Österreichs Bindung an Russland: OMV-Chef plant, Importe von Gazprom fortzusetzen
Der Standard schlägt vor, vor ein internationales Schiedsgericht zu gehen, um sich von Gazprom und Russland zu befreien. Dort könnte die OMV – eventuell zusammen mit anderen westlichen Energieunternehmen – versuchen, die Verträge aufzuheben. Aber das wäre „ein langwieriger und teurer Prozess“.

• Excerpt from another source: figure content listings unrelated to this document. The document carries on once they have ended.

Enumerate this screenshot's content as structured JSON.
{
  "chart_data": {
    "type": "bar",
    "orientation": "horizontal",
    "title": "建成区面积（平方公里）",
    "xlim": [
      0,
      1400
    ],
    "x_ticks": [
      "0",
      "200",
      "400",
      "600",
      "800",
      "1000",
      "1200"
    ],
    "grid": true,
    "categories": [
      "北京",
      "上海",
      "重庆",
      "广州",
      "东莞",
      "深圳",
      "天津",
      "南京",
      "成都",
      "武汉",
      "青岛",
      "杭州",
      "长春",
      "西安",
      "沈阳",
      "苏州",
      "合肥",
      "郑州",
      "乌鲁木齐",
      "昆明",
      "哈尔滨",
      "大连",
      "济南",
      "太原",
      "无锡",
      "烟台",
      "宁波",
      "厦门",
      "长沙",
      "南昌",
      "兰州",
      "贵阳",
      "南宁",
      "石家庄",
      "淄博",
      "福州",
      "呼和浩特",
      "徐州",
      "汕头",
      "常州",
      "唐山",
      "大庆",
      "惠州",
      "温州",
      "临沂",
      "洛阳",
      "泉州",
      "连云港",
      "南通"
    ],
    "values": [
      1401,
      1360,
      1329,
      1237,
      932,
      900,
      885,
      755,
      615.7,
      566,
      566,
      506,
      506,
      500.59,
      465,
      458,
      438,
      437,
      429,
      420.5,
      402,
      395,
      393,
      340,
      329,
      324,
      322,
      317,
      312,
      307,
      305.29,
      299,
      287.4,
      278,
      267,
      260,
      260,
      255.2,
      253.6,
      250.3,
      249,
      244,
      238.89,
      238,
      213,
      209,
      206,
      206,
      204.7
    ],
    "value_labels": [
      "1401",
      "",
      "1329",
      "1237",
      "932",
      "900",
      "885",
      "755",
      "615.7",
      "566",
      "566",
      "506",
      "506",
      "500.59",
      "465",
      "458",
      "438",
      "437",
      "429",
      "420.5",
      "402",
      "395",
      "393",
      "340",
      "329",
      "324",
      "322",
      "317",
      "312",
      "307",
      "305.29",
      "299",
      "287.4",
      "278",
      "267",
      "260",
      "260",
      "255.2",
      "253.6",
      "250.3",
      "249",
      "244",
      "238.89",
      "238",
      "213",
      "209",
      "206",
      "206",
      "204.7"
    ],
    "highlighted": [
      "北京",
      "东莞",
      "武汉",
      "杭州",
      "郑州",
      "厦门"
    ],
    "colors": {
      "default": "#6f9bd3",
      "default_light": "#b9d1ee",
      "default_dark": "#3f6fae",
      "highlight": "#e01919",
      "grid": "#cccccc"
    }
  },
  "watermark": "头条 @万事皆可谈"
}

Der aktuelle OMV-Chef Alfred Stern scheint jedoch nicht die Absicht zu haben, die Zusammenarbeit zu beenden. Im Gespräch mit der Financial Times erklärte der 58-jährige: „Solange Gazprom liefert … nehmen wir diese Mengen von Gazprom.“ Und er fügte hinzu: „Als Industrieunternehmen müssen wir sicherstellen, dass wir diese Quellen nutzen, solange sie legal sind.“ Der Manager aus der Steiermark warnte auch davor, „dass das Ausschalten bestimmter Quellen auch zu Preiserhöhungen führen“ könnte.